Noch einmal zum Anti-Amerikanismus

Ein Briefwechsel

Zum Artikel "Die deutsche Presse wird anti-amerikanisch"(http://www.wsws.org/de/2002/mar2002/edi-m07.shtml) vom 7. März hat die Redaktion mehrere Zuschriften erhalten. Wir veröffentlichen hier einen kritischen Beitrag aus Deutschland zusammen mit einer Antwort des Autors sowie zwei zustimmende Zuschriften aus den USA.

Ein Leserbrief aus Deutschland

Mein Kommentar zu dem Artikel:

Gut, die europäische und amerikanische Perspektive ist unterschiedlich. Das ist angesichts von historisch völlig andersartigen Erfahrungen auch nicht verwunderlich. Doch die Kritik an der Politik der USA (bzw. der Regierung Bush) mit Anti-Amerikanismus gleichzusetzen, geht fehl.

Erstens muss es doch erlaubt sein, eine konkrete Politik zu kritisieren. Das gehört schließlich zur Meinungsfreiheit. Zweitens müsste eigentlich auch in den USA die Diskussion darüber einsetzen, ob man dem Recht mit Unrecht zum Durchbruch verhelfen kann. Dass dem so ist, kann ich nicht sagen.

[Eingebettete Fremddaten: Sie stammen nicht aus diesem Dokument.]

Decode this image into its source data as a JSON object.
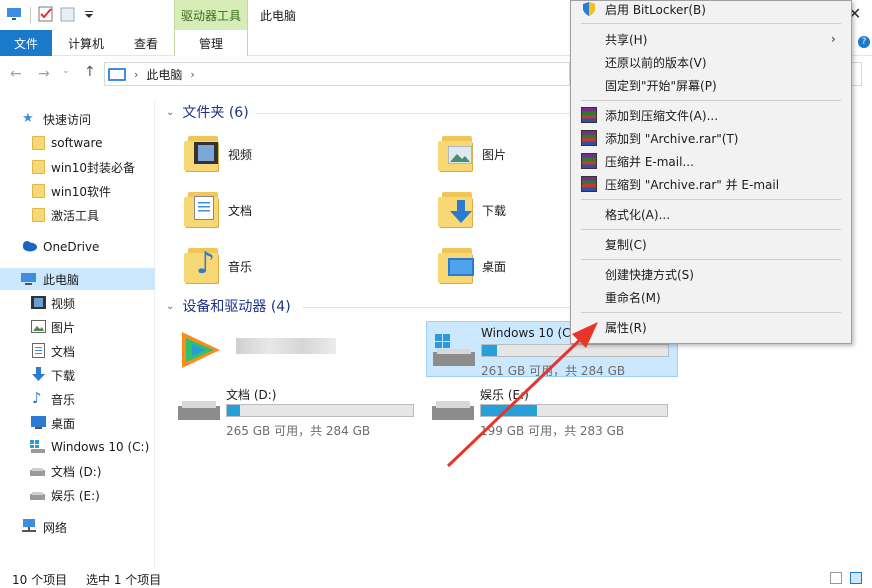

Wenn ich mir die im Rahmen der Anti-Terror-Bekämpfung erlassenen Gesetze ansehe, insbesondere in den USA und Großbritannien, muss ich an der demokratischen Substanz zweifeln. Wer Gefangenen die Behandlung nach der Genfer Konvention vorenthält, wer Verdächtige ohne Gerichtsurteil für unbegrenzte Zeit inhaftieren will und ihnen den Schutz von Anwälten versagt, wer ernsthaft über die Anwendung von Folter zur Erlangung von Informationen nachdenkt, vertritt nicht die vielbeschworenen demokratischen Werte. Zivilisation lässt sich nur mit zivilisatorischem Verhalten durchsetzen. Keiner steht über dem Gesetz, und auch eine militärische Supermacht wird letztlich daran gemessen, ob sie sich diesem Grundsatz in allen denkbaren Situationen unterwirft oder nicht.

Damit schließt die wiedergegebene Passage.